Rauner appeals court ruling that employees owed step increases
Illinois Governor Bruce Rauner's administration has appealed the appellate court ruling that steps are owed to state employees.
When Rauner refused to pay step increases in July 2015—backed up by the Illinois Labor Relations Board—AFSCME filed suit in state court. Last month the court ruled in AFSCME's favor, finding that Rauner is violating state labor law by refusing to allow thousands of state workers to move as scheduled through the state pay plan over the past two years.
"Illegally denying steps to the newest-hired and lowest-paid state employees fits Bruce Rauner's pattern of anti-worker behavior," AFSCME Council 31 Executive Director Roberta Lynch said. "Unfortunately, despite the court’s ruling, he is unrelenting and refusing to honor the law."
The state pay plan and collective bargaining agreements provide for state employees to progress via step increases after being hired. But Gov.

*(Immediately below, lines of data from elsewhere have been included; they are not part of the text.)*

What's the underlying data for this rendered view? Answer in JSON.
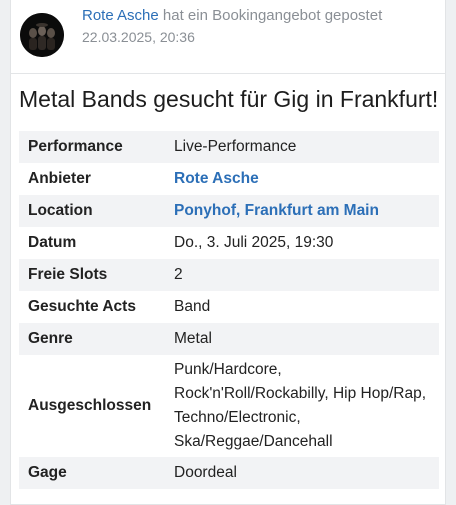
{
  "post": {
    "author": "Rote Asche",
    "action": "hat ein Bookingangebot gepostet",
    "timestamp": "22.03.2025, 20:36"
  },
  "offer": {
    "title": "Metal Bands gesucht für Gig in Frankfurt!",
    "rows": [
      {
        "label": "Performance",
        "value": "Live-Performance"
      },
      {
        "label": "Anbieter",
        "value": "Rote Asche"
      },
      {
        "label": "Location",
        "value": "Ponyhof, Frankfurt am Main"
      },
      {
        "label": "Datum",
        "value": "Do., 3. Juli 2025, 19:30"
      },
      {
        "label": "Freie Slots",
        "value": "2"
      },
      {
        "label": "Gesuchte Acts",
        "value": "Band"
      },
      {
        "label": "Genre",
        "value": "Metal"
      },
      {
        "label": "Ausgeschlossen",
        "value": "Punk/Hardcore, Rock'n'Roll/Rockabilly, Hip Hop/Rap, Techno/Electronic, Ska/Reggae/Dancehall"
      },
      {
        "label": "Gage",
        "value": "Doordeal"
      }
    ]
  },
  "colors": {
    "link": "#2c6fb7",
    "muted": "#8a8f95",
    "row_alt": "#f2f3f5"
  }
}
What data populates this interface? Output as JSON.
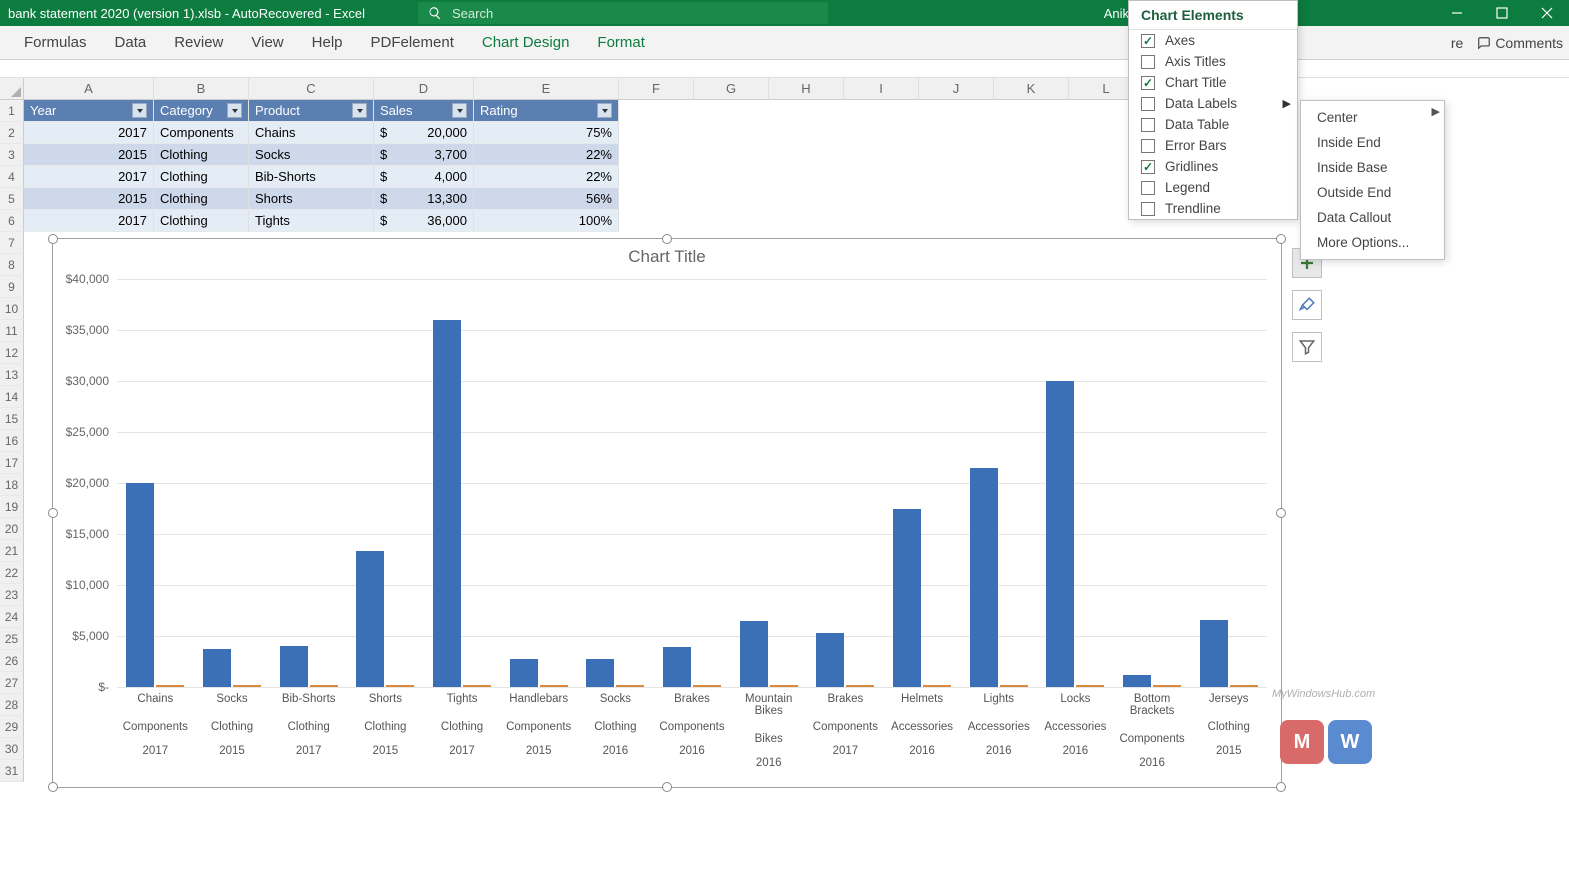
{
  "title": "bank statement 2020 (version 1).xlsb - AutoRecovered - Excel",
  "search_placeholder": "Search",
  "user": "Anik",
  "ribbon_tabs": [
    "Formulas",
    "Data",
    "Review",
    "View",
    "Help",
    "PDFelement"
  ],
  "context_tabs": [
    "Chart Design",
    "Format"
  ],
  "share_partial": "re",
  "comments_label": "Comments",
  "col_headers": [
    "A",
    "B",
    "C",
    "D",
    "E",
    "F",
    "G",
    "H",
    "I",
    "J",
    "K",
    "L"
  ],
  "row_nums": [
    1,
    2,
    3,
    4,
    5,
    6,
    7,
    8,
    9,
    10,
    11,
    12,
    13,
    14,
    15,
    16,
    17,
    18,
    19,
    20,
    21,
    22,
    23,
    24,
    25,
    26,
    27,
    28,
    29,
    30,
    31
  ],
  "table": {
    "headers": [
      "Year",
      "Category",
      "Product",
      "Sales",
      "Rating"
    ],
    "rows": [
      {
        "year": "2017",
        "category": "Components",
        "product": "Chains",
        "sales": "20,000",
        "rating": "75%"
      },
      {
        "year": "2015",
        "category": "Clothing",
        "product": "Socks",
        "sales": "3,700",
        "rating": "22%"
      },
      {
        "year": "2017",
        "category": "Clothing",
        "product": "Bib-Shorts",
        "sales": "4,000",
        "rating": "22%"
      },
      {
        "year": "2015",
        "category": "Clothing",
        "product": "Shorts",
        "sales": "13,300",
        "rating": "56%"
      },
      {
        "year": "2017",
        "category": "Clothing",
        "product": "Tights",
        "sales": "36,000",
        "rating": "100%"
      }
    ]
  },
  "chart_elements": {
    "title": "Chart Elements",
    "items": [
      {
        "label": "Axes",
        "checked": true,
        "arrow": false
      },
      {
        "label": "Axis Titles",
        "checked": false,
        "arrow": false
      },
      {
        "label": "Chart Title",
        "checked": true,
        "arrow": false
      },
      {
        "label": "Data Labels",
        "checked": false,
        "arrow": true
      },
      {
        "label": "Data Table",
        "checked": false,
        "arrow": false
      },
      {
        "label": "Error Bars",
        "checked": false,
        "arrow": false
      },
      {
        "label": "Gridlines",
        "checked": true,
        "arrow": false
      },
      {
        "label": "Legend",
        "checked": false,
        "arrow": false
      },
      {
        "label": "Trendline",
        "checked": false,
        "arrow": false
      }
    ]
  },
  "submenu": [
    "Center",
    "Inside End",
    "Inside Base",
    "Outside End",
    "Data Callout",
    "More Options..."
  ],
  "chart_data": {
    "type": "bar",
    "title": "Chart Title",
    "ylabel_format": "currency",
    "ylim": [
      0,
      40000
    ],
    "yticks": [
      "$-",
      "$5,000",
      "$10,000",
      "$15,000",
      "$20,000",
      "$25,000",
      "$30,000",
      "$35,000",
      "$40,000"
    ],
    "categories": [
      {
        "product": "Chains",
        "category": "Components",
        "year": "2017"
      },
      {
        "product": "Socks",
        "category": "Clothing",
        "year": "2015"
      },
      {
        "product": "Bib-Shorts",
        "category": "Clothing",
        "year": "2017"
      },
      {
        "product": "Shorts",
        "category": "Clothing",
        "year": "2015"
      },
      {
        "product": "Tights",
        "category": "Clothing",
        "year": "2017"
      },
      {
        "product": "Handlebars",
        "category": "Components",
        "year": "2015"
      },
      {
        "product": "Socks",
        "category": "Clothing",
        "year": "2016"
      },
      {
        "product": "Brakes",
        "category": "Components",
        "year": "2016"
      },
      {
        "product": "Mountain Bikes",
        "category": "Bikes",
        "year": "2016"
      },
      {
        "product": "Brakes",
        "category": "Components",
        "year": "2017"
      },
      {
        "product": "Helmets",
        "category": "Accessories",
        "year": "2016"
      },
      {
        "product": "Lights",
        "category": "Accessories",
        "year": "2016"
      },
      {
        "product": "Locks",
        "category": "Accessories",
        "year": "2016"
      },
      {
        "product": "Bottom Brackets",
        "category": "Components",
        "year": "2016"
      },
      {
        "product": "Jerseys",
        "category": "Clothing",
        "year": "2015"
      }
    ],
    "series": [
      {
        "name": "Sales",
        "color": "#3b6fb6",
        "values": [
          20000,
          3700,
          4000,
          13300,
          36000,
          2700,
          2700,
          3900,
          6500,
          5300,
          17500,
          21500,
          30000,
          1200,
          6600
        ]
      },
      {
        "name": "Rating",
        "color": "#d98a3a",
        "values": [
          0.75,
          0.22,
          0.22,
          0.56,
          1.0,
          0.08,
          0.08,
          0.11,
          0.18,
          0.15,
          0.49,
          0.6,
          0.83,
          0.03,
          0.18
        ]
      }
    ]
  },
  "watermark": "MyWindowsHub.com"
}
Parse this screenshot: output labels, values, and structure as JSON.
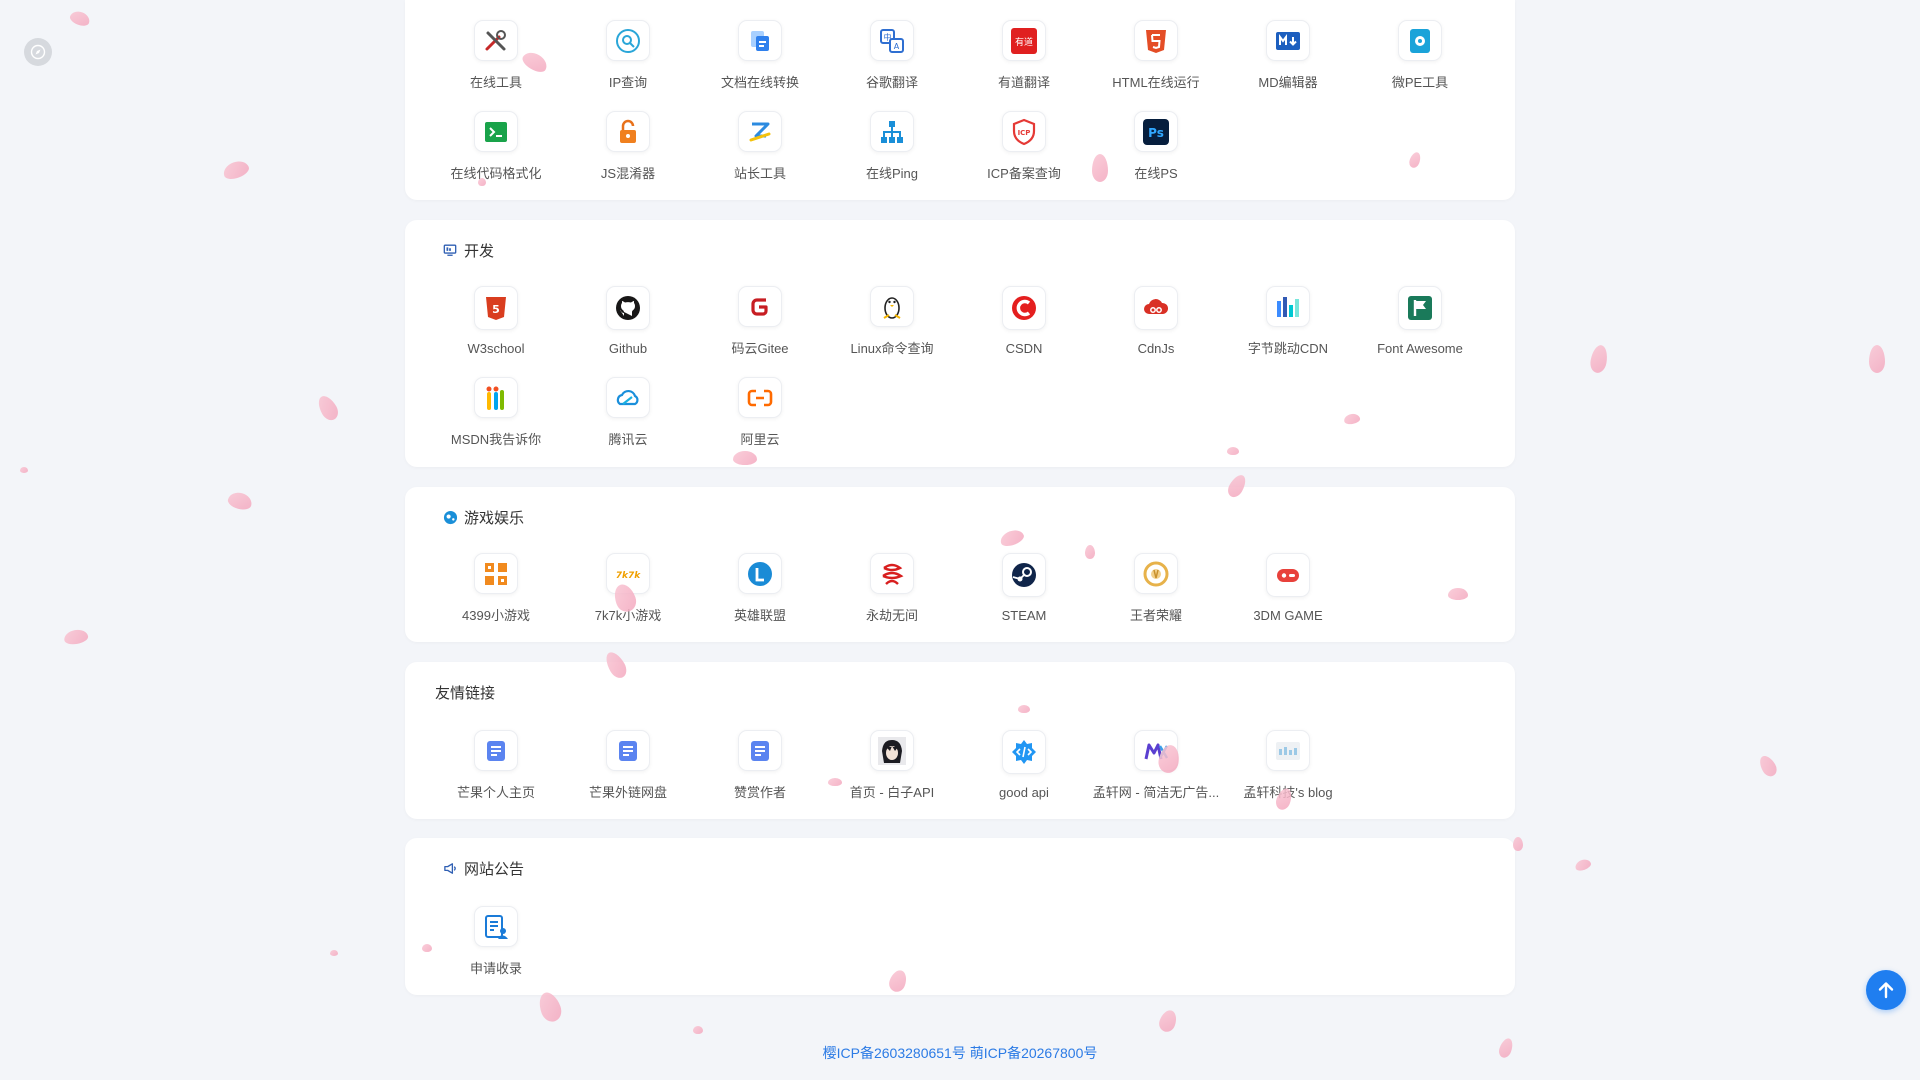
{
  "colors": {
    "accent": "#1f7ef0",
    "footer_link": "#2c7be5",
    "card_bg": "#ffffff",
    "page_bg": "#f3f5f9"
  },
  "sections": [
    {
      "title": "",
      "header_icon": "",
      "items": [
        {
          "label": "在线工具",
          "icon": "tools-icon"
        },
        {
          "label": "IP查询",
          "icon": "ip-search-icon"
        },
        {
          "label": "文档在线转换",
          "icon": "document-convert-icon"
        },
        {
          "label": "谷歌翻译",
          "icon": "google-translate-icon"
        },
        {
          "label": "有道翻译",
          "icon": "youdao-icon"
        },
        {
          "label": "HTML在线运行",
          "icon": "html5-icon"
        },
        {
          "label": "MD编辑器",
          "icon": "markdown-icon"
        },
        {
          "label": "微PE工具",
          "icon": "wepe-icon"
        },
        {
          "label": "在线代码格式化",
          "icon": "terminal-icon"
        },
        {
          "label": "JS混淆器",
          "icon": "lock-icon"
        },
        {
          "label": "站长工具",
          "icon": "webmaster-icon"
        },
        {
          "label": "在线Ping",
          "icon": "network-icon"
        },
        {
          "label": "ICP备案查询",
          "icon": "icp-shield-icon"
        },
        {
          "label": "在线PS",
          "icon": "photoshop-icon"
        }
      ]
    },
    {
      "title": "开发",
      "header_icon": "monitor-icon",
      "items": [
        {
          "label": "W3school",
          "icon": "w3school-icon"
        },
        {
          "label": "Github",
          "icon": "github-icon"
        },
        {
          "label": "码云Gitee",
          "icon": "gitee-icon"
        },
        {
          "label": "Linux命令查询",
          "icon": "linux-penguin-icon"
        },
        {
          "label": "CSDN",
          "icon": "csdn-icon"
        },
        {
          "label": "CdnJs",
          "icon": "cdnjs-icon"
        },
        {
          "label": "字节跳动CDN",
          "icon": "bytedance-icon"
        },
        {
          "label": "Font Awesome",
          "icon": "font-awesome-flag-icon"
        },
        {
          "label": "MSDN我告诉你",
          "icon": "msdn-icon"
        },
        {
          "label": "腾讯云",
          "icon": "tencent-cloud-icon"
        },
        {
          "label": "阿里云",
          "icon": "aliyun-icon"
        }
      ]
    },
    {
      "title": "游戏娱乐",
      "header_icon": "gamepad-icon",
      "items": [
        {
          "label": "4399小游戏",
          "icon": "4399-icon"
        },
        {
          "label": "7k7k小游戏",
          "icon": "7k7k-icon"
        },
        {
          "label": "英雄联盟",
          "icon": "lol-icon"
        },
        {
          "label": "永劫无间",
          "icon": "naraka-icon"
        },
        {
          "label": "STEAM",
          "icon": "steam-icon"
        },
        {
          "label": "王者荣耀",
          "icon": "honor-of-kings-icon"
        },
        {
          "label": "3DM GAME",
          "icon": "3dm-icon"
        }
      ]
    },
    {
      "title": "友情链接",
      "header_icon": "",
      "items": [
        {
          "label": "芒果个人主页",
          "icon": "link-doc-icon"
        },
        {
          "label": "芒果外链网盘",
          "icon": "link-doc-icon"
        },
        {
          "label": "赞赏作者",
          "icon": "link-doc-icon"
        },
        {
          "label": "首页 - 白子API",
          "icon": "anime-avatar-icon"
        },
        {
          "label": "good api",
          "icon": "code-badge-icon"
        },
        {
          "label": "孟轩网 - 简洁无广告...",
          "icon": "mx-logo-icon"
        },
        {
          "label": "孟轩科技's blog",
          "icon": "blog-thumb-icon"
        }
      ]
    },
    {
      "title": "网站公告",
      "header_icon": "megaphone-icon",
      "items": [
        {
          "label": "申请收录",
          "icon": "apply-form-icon"
        }
      ]
    }
  ],
  "footer": {
    "text": "樱ICP备2603280651号 萌ICP备20267800号"
  },
  "scroll_top": {
    "icon": "arrow-up-icon"
  }
}
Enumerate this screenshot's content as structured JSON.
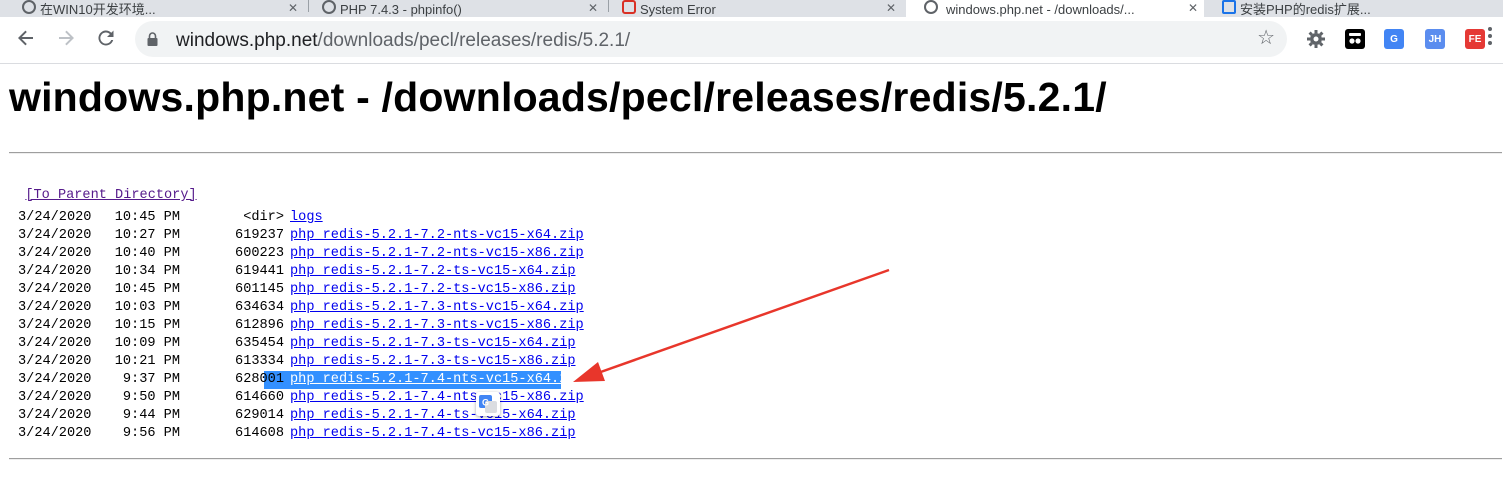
{
  "browser": {
    "tabs": [
      {
        "title": "在WIN10开发环境...",
        "active": false
      },
      {
        "title": "PHP 7.4.3 - phpinfo()",
        "active": false
      },
      {
        "title": "System Error",
        "active": false
      },
      {
        "title": "windows.php.net - /downloads/...",
        "active": true
      },
      {
        "title": "安装PHP的redis扩展...",
        "active": false
      }
    ],
    "url_host": "windows.php.net",
    "url_path": "/downloads/pecl/releases/redis/5.2.1/",
    "extensions": [
      {
        "icon": "gear-extension-icon",
        "label": ""
      },
      {
        "icon": "tampermonkey-icon",
        "label": ""
      },
      {
        "icon": "google-translate-icon",
        "label": "G"
      },
      {
        "icon": "jh-extension-icon",
        "label": "JH"
      },
      {
        "icon": "fe-helper-icon",
        "label": "FE"
      }
    ]
  },
  "page": {
    "heading": "windows.php.net - /downloads/pecl/releases/redis/5.2.1/",
    "parent_link": "[To Parent Directory]",
    "files": [
      {
        "date": "3/24/2020",
        "time": "10:45 PM",
        "size": "<dir>",
        "name": "logs"
      },
      {
        "date": "3/24/2020",
        "time": "10:27 PM",
        "size": "619237",
        "name": "php_redis-5.2.1-7.2-nts-vc15-x64.zip"
      },
      {
        "date": "3/24/2020",
        "time": "10:40 PM",
        "size": "600223",
        "name": "php_redis-5.2.1-7.2-nts-vc15-x86.zip"
      },
      {
        "date": "3/24/2020",
        "time": "10:34 PM",
        "size": "619441",
        "name": "php_redis-5.2.1-7.2-ts-vc15-x64.zip"
      },
      {
        "date": "3/24/2020",
        "time": "10:45 PM",
        "size": "601145",
        "name": "php_redis-5.2.1-7.2-ts-vc15-x86.zip"
      },
      {
        "date": "3/24/2020",
        "time": "10:03 PM",
        "size": "634634",
        "name": "php_redis-5.2.1-7.3-nts-vc15-x64.zip"
      },
      {
        "date": "3/24/2020",
        "time": "10:15 PM",
        "size": "612896",
        "name": "php_redis-5.2.1-7.3-nts-vc15-x86.zip"
      },
      {
        "date": "3/24/2020",
        "time": "10:09 PM",
        "size": "635454",
        "name": "php_redis-5.2.1-7.3-ts-vc15-x64.zip"
      },
      {
        "date": "3/24/2020",
        "time": "10:21 PM",
        "size": "613334",
        "name": "php_redis-5.2.1-7.3-ts-vc15-x86.zip"
      },
      {
        "date": "3/24/2020",
        "time": "9:37 PM",
        "size": "628001",
        "name": "php_redis-5.2.1-7.4-nts-vc15-x64.zip"
      },
      {
        "date": "3/24/2020",
        "time": "9:50 PM",
        "size": "614660",
        "name": "php_redis-5.2.1-7.4-nts-vc15-x86.zip"
      },
      {
        "date": "3/24/2020",
        "time": "9:44 PM",
        "size": "629014",
        "name": "php_redis-5.2.1-7.4-ts-vc15-x64.zip"
      },
      {
        "date": "3/24/2020",
        "time": "9:56 PM",
        "size": "614608",
        "name": "php_redis-5.2.1-7.4-ts-vc15-x86.zip"
      }
    ],
    "selected_file": "php_redis-5.2.1-7.4-nts-vc15-x64.zip"
  },
  "annotation": {
    "icon": "red-arrow-annotation",
    "color": "#e8362b"
  }
}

Rauner’s Department of Central Management Services (CMS) has blocked employees represented by AFSCME from progressing through the pay plan’s steps when the union’s most recent contract was scheduled to expire.
The appellate court's decision reverses the Rauner-appointed Illinois Labor Relations Board (ILRB)'s dismissal of the union’s charge that the administration had committed an unfair labor practice by blocking step progression through the pay plan.
"We're pleased that the court has halted Governor Rauner's illegal action preventing thousands of public service workers from receiving their lawful step increases,” Lynch said after the ruling. “This is money that working people were promised when they were hired, money they have earned and are counting on to help support their families and pay their bills."
In its initial charge and its appeal, AFSCME pointed out that state law prevents either party to a collective bargaining agreement from making unilateral changes to the terms and conditions of employment while a new agreement is being negotiated, and requires employers to maintain the status quo.
"[T]here is no dispute that the step increases are a term or condition of employment, and there is no real question that [the Rauner administration] made a unilateral decision to withhold the step increases during negotiations," the court found. "… [T]he ILRB's finding that CMS did not commit an unfair labor practice was clearly erroneous".
The court's unanimous decision was issued Nov. 6 by a panel of three judges in the fifth appellate district. The Rauner administration appealed the decision on Dec. 12.